Capa do livro A Sombra Que Você Projeta, de Mariovaldo Carrilho — sobre timidez e presença no trabalho

A Sombra Que Você Projeta

Vença a timidez e construa presença — para o profissional que some

eBook Kindle Mariovaldo Carrilho · 2026 Disponível no Kindle Unlimited

A ideia era sua e o crédito foi de quem falou antes

A frase estava pronta na sua cabeça. Você esperou o momento certo, alguém entrou antes, e o assunto seguiu adiante. Mais tarde a mesma ideia voltou pela boca de outra pessoa e a sala aprovou na hora. Você concordou junto. Ninguém naquela reunião ficou sabendo de onde a ideia tinha saído.

Competência que ninguém vê não entra na conta da promoção. Você entrega, cumpre prazo, resolve o que os outros deixaram de lado — e quando o nome precisa aparecer, aparece o de quem fala mais alto. A leitura fácil é que o ambiente é injusto. A parte incômoda é que o silêncio também foi escolhido, todo dia, várias vezes por reunião.

A timidez raramente vem sozinha. Antes de a boca abrir, o corpo já respondeu: batimento acelerado, mão gelada, a cabeça montando o julgamento alheio com antecedência. Calar alivia o desconforto naquele instante e aumenta o próximo, porque confirma para você mesmo que falar era arriscado. O circuito fecha e reabre na reunião seguinte.

A Sombra Que Você Projeta não pede extroversão emprestada. Mariovaldo Carrilho parte da matéria-prima que já existe em quem é introvertido e competente: preparo, escuta, precisão. Presença construída assim tem outro formato — voz firme sem volume alto, entrada no momento em que o assunto pede, frase curta que a sala escuta porque não veio embrulhada em pedido de licença.

Ocupar espaço custa alguma coisa. Alguém vai discordar em público, alguma frase vai sair torta, e a primeira vez é sempre pior que as seguintes. O livro trata esse custo como parte do trajeto, e não como prova de que você não serve para aquele tipo de sala.


Você vai se identificar se...

Você prepara a fala e ela some quando chega a sua vez
O conteúdo estava pronto. Faltou o instante, e o instante passa rápido demais.
Você pede licença antes de dizer qualquer coisa
A frase começa com um pedido de desculpa. A sala ouve o pedido e desconta o que vem depois dele.
Gente menos preparada que você subiu mais rápido
Você acompanhou de perto e não soube explicar. A diferença não estava no trabalho entregue.
Depois da reunião você ensaia o que deveria ter dito
No carro, no banho, na hora de dormir. A resposta chega sempre atrasada e nunca chega a ser ouvida.

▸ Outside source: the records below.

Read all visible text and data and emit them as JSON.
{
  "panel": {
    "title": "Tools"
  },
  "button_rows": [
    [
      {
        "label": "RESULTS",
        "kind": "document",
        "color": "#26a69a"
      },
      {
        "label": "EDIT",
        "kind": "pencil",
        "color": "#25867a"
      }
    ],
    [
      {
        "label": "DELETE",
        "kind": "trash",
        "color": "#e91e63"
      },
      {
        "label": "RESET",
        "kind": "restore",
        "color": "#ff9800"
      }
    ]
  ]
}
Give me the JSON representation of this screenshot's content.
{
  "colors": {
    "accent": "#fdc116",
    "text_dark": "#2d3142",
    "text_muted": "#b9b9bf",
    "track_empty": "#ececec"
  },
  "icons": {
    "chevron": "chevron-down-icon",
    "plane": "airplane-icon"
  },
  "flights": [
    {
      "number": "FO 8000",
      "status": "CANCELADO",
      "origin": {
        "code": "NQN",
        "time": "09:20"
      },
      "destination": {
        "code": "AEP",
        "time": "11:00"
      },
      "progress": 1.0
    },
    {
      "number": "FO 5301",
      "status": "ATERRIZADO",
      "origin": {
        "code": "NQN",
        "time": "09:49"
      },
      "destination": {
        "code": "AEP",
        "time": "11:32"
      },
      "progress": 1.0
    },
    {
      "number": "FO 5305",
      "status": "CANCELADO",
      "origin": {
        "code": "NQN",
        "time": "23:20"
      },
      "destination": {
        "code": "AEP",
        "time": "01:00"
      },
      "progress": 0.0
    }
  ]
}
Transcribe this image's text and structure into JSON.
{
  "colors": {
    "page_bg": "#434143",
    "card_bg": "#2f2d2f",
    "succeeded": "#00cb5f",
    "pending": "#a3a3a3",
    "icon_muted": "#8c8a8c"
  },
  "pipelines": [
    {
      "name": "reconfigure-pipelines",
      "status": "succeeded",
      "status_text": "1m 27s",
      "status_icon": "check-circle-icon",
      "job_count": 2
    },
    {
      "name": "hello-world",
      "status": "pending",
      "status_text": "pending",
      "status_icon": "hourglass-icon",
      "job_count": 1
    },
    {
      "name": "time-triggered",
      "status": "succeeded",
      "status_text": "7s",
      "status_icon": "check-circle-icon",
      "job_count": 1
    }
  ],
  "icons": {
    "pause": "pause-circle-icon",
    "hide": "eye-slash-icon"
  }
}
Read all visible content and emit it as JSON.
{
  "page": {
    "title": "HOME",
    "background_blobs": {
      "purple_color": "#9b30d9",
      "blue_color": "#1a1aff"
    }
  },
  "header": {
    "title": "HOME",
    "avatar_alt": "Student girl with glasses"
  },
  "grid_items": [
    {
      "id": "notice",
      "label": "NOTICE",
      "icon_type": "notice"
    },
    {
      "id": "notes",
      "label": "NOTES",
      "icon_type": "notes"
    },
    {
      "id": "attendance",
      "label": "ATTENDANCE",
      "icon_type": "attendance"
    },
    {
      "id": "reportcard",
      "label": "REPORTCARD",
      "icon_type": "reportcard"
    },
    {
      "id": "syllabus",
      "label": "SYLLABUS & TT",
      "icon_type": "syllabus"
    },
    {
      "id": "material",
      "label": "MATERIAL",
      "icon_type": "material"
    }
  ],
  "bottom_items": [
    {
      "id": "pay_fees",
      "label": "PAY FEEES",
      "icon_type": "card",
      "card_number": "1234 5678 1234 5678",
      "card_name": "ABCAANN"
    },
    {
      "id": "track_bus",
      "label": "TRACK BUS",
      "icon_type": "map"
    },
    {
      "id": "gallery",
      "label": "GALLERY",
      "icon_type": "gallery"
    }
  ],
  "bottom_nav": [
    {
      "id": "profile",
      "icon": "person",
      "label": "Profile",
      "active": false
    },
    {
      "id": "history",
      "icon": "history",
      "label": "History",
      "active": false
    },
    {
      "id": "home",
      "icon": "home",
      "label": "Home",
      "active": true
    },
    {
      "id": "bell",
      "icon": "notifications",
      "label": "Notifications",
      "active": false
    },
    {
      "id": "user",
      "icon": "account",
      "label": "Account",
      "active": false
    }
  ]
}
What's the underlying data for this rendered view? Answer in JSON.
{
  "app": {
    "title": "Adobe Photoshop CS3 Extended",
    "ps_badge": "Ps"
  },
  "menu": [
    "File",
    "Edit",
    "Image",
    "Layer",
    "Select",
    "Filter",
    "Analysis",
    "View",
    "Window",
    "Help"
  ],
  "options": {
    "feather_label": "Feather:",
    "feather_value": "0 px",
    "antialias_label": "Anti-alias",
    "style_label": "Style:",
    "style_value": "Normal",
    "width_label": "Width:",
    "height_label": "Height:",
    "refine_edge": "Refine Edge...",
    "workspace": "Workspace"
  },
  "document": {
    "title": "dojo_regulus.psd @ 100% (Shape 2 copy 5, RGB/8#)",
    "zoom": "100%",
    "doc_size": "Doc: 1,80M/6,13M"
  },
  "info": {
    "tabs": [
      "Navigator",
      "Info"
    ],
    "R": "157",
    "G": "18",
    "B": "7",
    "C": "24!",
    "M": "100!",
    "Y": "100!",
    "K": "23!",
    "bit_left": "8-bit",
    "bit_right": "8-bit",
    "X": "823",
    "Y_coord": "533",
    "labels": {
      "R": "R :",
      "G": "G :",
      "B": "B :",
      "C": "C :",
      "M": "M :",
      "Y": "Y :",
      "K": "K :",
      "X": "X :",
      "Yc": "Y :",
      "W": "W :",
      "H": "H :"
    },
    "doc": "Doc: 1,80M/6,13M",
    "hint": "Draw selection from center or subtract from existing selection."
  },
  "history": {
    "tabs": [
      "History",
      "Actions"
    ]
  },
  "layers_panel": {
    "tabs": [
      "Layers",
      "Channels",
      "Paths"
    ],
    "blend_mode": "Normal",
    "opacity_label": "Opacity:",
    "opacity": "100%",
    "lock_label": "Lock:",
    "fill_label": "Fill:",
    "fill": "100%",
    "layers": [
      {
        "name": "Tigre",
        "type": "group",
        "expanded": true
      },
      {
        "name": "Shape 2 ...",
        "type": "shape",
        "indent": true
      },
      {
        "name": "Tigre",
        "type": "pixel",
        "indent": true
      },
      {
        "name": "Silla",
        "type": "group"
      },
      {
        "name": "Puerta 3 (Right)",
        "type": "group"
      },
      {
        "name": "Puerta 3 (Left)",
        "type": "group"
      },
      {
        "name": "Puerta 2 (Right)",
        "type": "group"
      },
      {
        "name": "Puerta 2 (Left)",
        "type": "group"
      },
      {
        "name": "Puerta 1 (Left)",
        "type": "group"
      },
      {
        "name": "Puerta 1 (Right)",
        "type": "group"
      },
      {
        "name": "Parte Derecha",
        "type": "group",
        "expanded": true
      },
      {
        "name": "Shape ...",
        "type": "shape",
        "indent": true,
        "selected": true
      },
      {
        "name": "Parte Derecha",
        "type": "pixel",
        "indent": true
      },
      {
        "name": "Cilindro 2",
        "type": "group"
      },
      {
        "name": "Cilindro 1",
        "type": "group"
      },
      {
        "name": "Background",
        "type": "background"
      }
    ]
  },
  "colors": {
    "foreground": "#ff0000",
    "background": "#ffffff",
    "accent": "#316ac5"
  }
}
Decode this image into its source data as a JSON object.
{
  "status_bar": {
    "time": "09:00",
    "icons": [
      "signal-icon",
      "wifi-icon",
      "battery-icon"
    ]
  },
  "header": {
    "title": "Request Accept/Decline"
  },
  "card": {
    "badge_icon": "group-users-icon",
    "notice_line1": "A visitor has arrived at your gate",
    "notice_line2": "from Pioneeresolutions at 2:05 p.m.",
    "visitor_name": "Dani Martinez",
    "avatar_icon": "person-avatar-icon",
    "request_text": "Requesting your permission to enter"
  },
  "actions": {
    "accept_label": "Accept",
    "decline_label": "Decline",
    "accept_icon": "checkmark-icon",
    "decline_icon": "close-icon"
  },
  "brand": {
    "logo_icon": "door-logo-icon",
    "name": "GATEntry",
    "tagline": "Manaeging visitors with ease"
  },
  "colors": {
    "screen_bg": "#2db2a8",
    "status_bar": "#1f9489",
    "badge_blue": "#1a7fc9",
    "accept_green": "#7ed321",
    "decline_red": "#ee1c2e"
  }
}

Da sala que intimida à autoridade sem volume alto

1
Como a timidez e a ansiedade social se alimentam antes mesmo de a reunião começar
2
O que acontece no corpo nos instantes anteriores à fala, e o que dá para fazer ali
3
A diferença entre esperar o momento certo e usar a espera como fuga
4
Como defender um trabalho seu sem soar arrogante e sem se diminuir no meio da frase
5
O que faz uma frase curta ser escutada em uma sala barulhenta
6
Por que competência silenciosa não vira reputação sozinha, por melhor que seja a entrega

Presença não é volume. É a distância entre estar na sala e a sala saber que você está. Quem é bom e cala ensina o ambiente inteiro a passar por cima dele.

O que os leitores perguntam sobre este livro

Vou ter que fingir uma personalidade extrovertida?
O caminho é o oposto disso. A proposta usa o que já existe em quem é introvertido: preparo, escuta e clareza. O que muda é o uso dessas qualidades em público, não a personalidade que as produz.
Serve para quem tem ansiedade social diagnosticada?
O livro descreve o ciclo entre timidez e ansiedade e o que fazer com ele no ambiente de trabalho. Não é tratamento nem substitui acompanhamento psicológico. Quando o sofrimento passa do desconforto e atrapalha a vida fora do trabalho, procurar um profissional é o passo certo.
Funciona em reunião por vídeo?
Funciona, com um agravante: na chamada, quem fala primeiro ocupa a tela inteira e o resto vira miniatura. A entrada precisa ser mais deliberada do que na sala física, porque a linguagem corporal que sinaliza intenção de falar quase não aparece.
Qual a diferença para um livro de oratória?
Oratória trata do palco, com plateia definida e tempo reservado para você. Aqui o problema é a reunião de terça-feira, onde ninguém te deu a palavra, o assunto muda rápido e a janela para falar dura poucos segundos.
E se o meu ambiente for realmente competitivo?
Ambiente competitivo não muda o método, muda a urgência. Quanto mais gente disputa espaço, mais caro sai o silêncio — e mais rápido a sua contribuição passa a ser atribuída a outra pessoa.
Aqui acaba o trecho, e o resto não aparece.